Yesterday I was buying some cherries (they are in season now) at my local fruit stand when I realized that I was out of cash. Sometimes that happens. You don't pay for anything with a credit card here like in the States so I knew I had to go to the ATM to pay for my fruit. But the young man who works there just smiled and told me to come back with the money another day. This is totally normal, and I understand that it happens in neighboring countries as well. What a surprise it was to find that kind of trust and neighborliness from someone I'm not even on a first-name basis with!

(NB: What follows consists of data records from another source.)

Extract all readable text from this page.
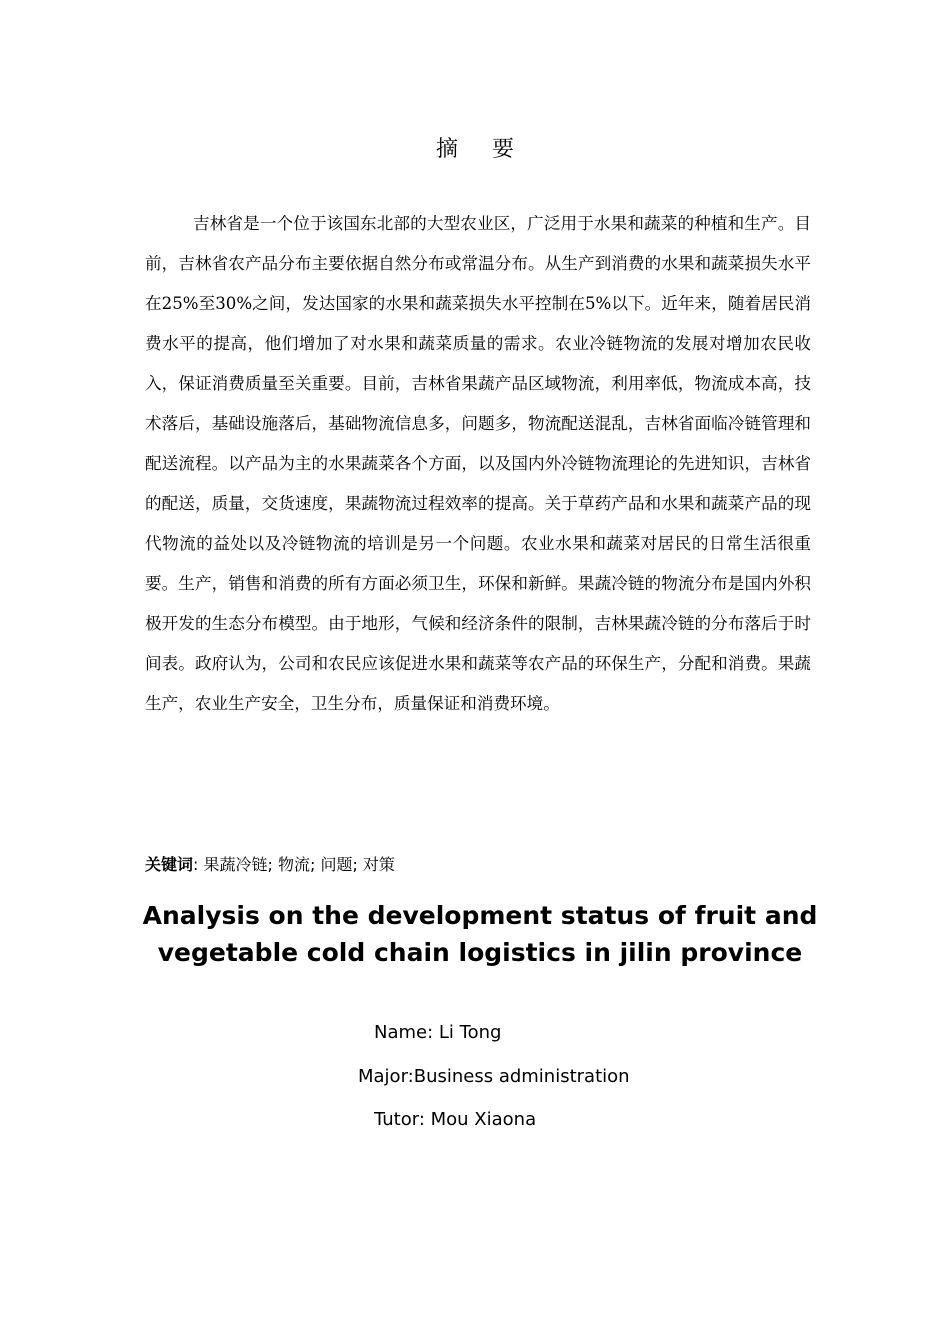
摘要

吉林省是一个位于该国东北部的大型农业区，广泛用于水果和蔬菜的种植和生产。目前，吉林省农产品分布主要依据自然分布或常温分布。从生产到消费的水果和蔬菜损失水平在25%至30%之间，发达国家的水果和蔬菜损失水平控制在5%以下。近年来，随着居民消费水平的提高，他们增加了对水果和蔬菜质量的需求。农业冷链物流的发展对增加农民收入，保证消费质量至关重要。目前，吉林省果蔬产品区域物流，利用率低，物流成本高，技术落后，基础设施落后，基础物流信息多，问题多，物流配送混乱，吉林省面临冷链管理和配送流程。以产品为主的水果蔬菜各个方面，以及国内外冷链物流理论的先进知识，吉林省的配送，质量，交货速度，果蔬物流过程效率的提高。关于草药产品和水果和蔬菜产品的现代物流的益处以及冷链物流的培训是另一个问题。农业水果和蔬菜对居民的日常生活很重要。生产，销售和消费的所有方面必须卫生，环保和新鲜。果蔬冷链的物流分布是国内外积极开发的生态分布模型。由于地形，气候和经济条件的限制，吉林果蔬冷链的分布落后于时间表。政府认为，公司和农民应该促进水果和蔬菜等农产品的环保生产，分配和消费。果蔬生产，农业生产安全，卫生分布，质量保证和消费环境。

关键词: 果蔬冷链; 物流; 问题; 对策
Analysis on the development status of fruit and vegetable cold chain logistics in jilin province
Name: Li Tong
Major:Business administration
Tutor: Mou Xiaona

Another thing I love is just going for a walk in the town center and chatting with friends in a cafe for hours on end. There are so many cafes here, and now that the weather is warm again they all have outdoor seating where people gather to catch up on the town gossip- one drawback to living in a small town is that everyone knows everyone. I once was in Lovech, a town about 30 kilometers from here, visiting a friend when she overheard two girls talking about me in Bulgarian. I had never seen either of them before. Maybe they went to my school or recognized me somehow. But it was weird and at the same time I felt sort of like a public figure at that moment. I know that I'm not but I must have looked strange to people at first, as I am one of very few foreigners living here.

I will definitely miss my neighborhood and how easy it is to meet people walking around the town when I'm living in the capital next year. I can only imagine the culture shock I'll experience when I go back to the U.S. this summer!